Hayatımız sadece yaptıklarımızdan ibaret. Geride bırakacağımız şey bir “iz” olarak kalır. İyi ya da kötü tercihlerimiz bu somut ve anlamlı izi ortaya çıkarır.

Öyle bir hayat yaşıyoruz ki…

Geleceği düşünmeden (sadece kendi geleceğimizi düşünerek) yarına bakmadan (sadece kendi yarınımıza bakarak), para ve güç için statü peşinde koşarız. Gücümüzü bunlara bağlayarak elde etme çabamız; hayatı da ıskalamamıza, anları, günleri, ömürleri boşa geçirmemize sebep olur. Yaşadığımız dünyada bizi daha güçlü yapacak, hayatı daha anlamlı kılacak pek çok sebep varken.

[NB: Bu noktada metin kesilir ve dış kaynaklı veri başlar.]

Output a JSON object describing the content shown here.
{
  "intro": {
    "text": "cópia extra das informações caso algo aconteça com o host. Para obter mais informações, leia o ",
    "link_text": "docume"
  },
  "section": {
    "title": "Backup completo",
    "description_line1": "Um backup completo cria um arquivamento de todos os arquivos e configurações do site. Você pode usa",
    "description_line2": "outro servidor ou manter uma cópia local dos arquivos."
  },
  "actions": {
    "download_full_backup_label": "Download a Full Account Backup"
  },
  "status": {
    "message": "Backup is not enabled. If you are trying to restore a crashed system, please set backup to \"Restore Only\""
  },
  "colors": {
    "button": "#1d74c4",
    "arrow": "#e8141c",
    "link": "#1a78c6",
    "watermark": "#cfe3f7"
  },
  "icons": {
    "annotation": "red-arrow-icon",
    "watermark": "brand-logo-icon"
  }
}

Yatağa başımızı koyduğumuz zaman ne kadar düşünüyoruz? Neler yaptığımızı, kimlere selam verip kimlerin yanından sessizce geçtiğimizi… Her yirmi dört saatimizin içinde kaç kişiye gülümsüyor, onlar için iyi dileklerde bulunuyoruz? Çok mu az? Yoksa hiç mi?

Bazılarımız işinden ya da yaşamından dolayı pek çok insanla karşılaşıp sohbet eder. Kaçımız dolmuşlarda, otobüslerde gördüğümüz yüzlere bakar?

Önemli olan şahsımızın insanlara ne kadar yakın ya da uzak durduğu. Hepimizin dertleri sıkıntıları, yaşama dair kaygıları var. Ama bir anlığına bunları unuttuğumuz zaman, ne kadar güzel oluyor aslında dünya değil mi?

Zülfü Livaneli’nin çok güzel bir parçası var; “Dünyayı güzellik kurtaracak. Sevmekle başlayacak her şey”. Sevmediğimiz zaman ne kadar sevilebiliriz? Güzel gözlerle bakmadığımız zaman, bize kim bakacak güzel gözlerle?

Özellikle son zamanlarda ülkemizin, şehirlerimizin, insanlarımızın durumunu göz önüne aldığımızda güzel bakan gözlere ne çok ihtiyacımız olduğunu hissetmiyor muyuz?

Zonguldak’ı severken de, önce ona güzel gözlerle bakarak uyanmalı ve sonrasında güzel sevmeliyiz. Elbette hepimiz için sevmek gerek. Kendimiz için seversek vay halimize.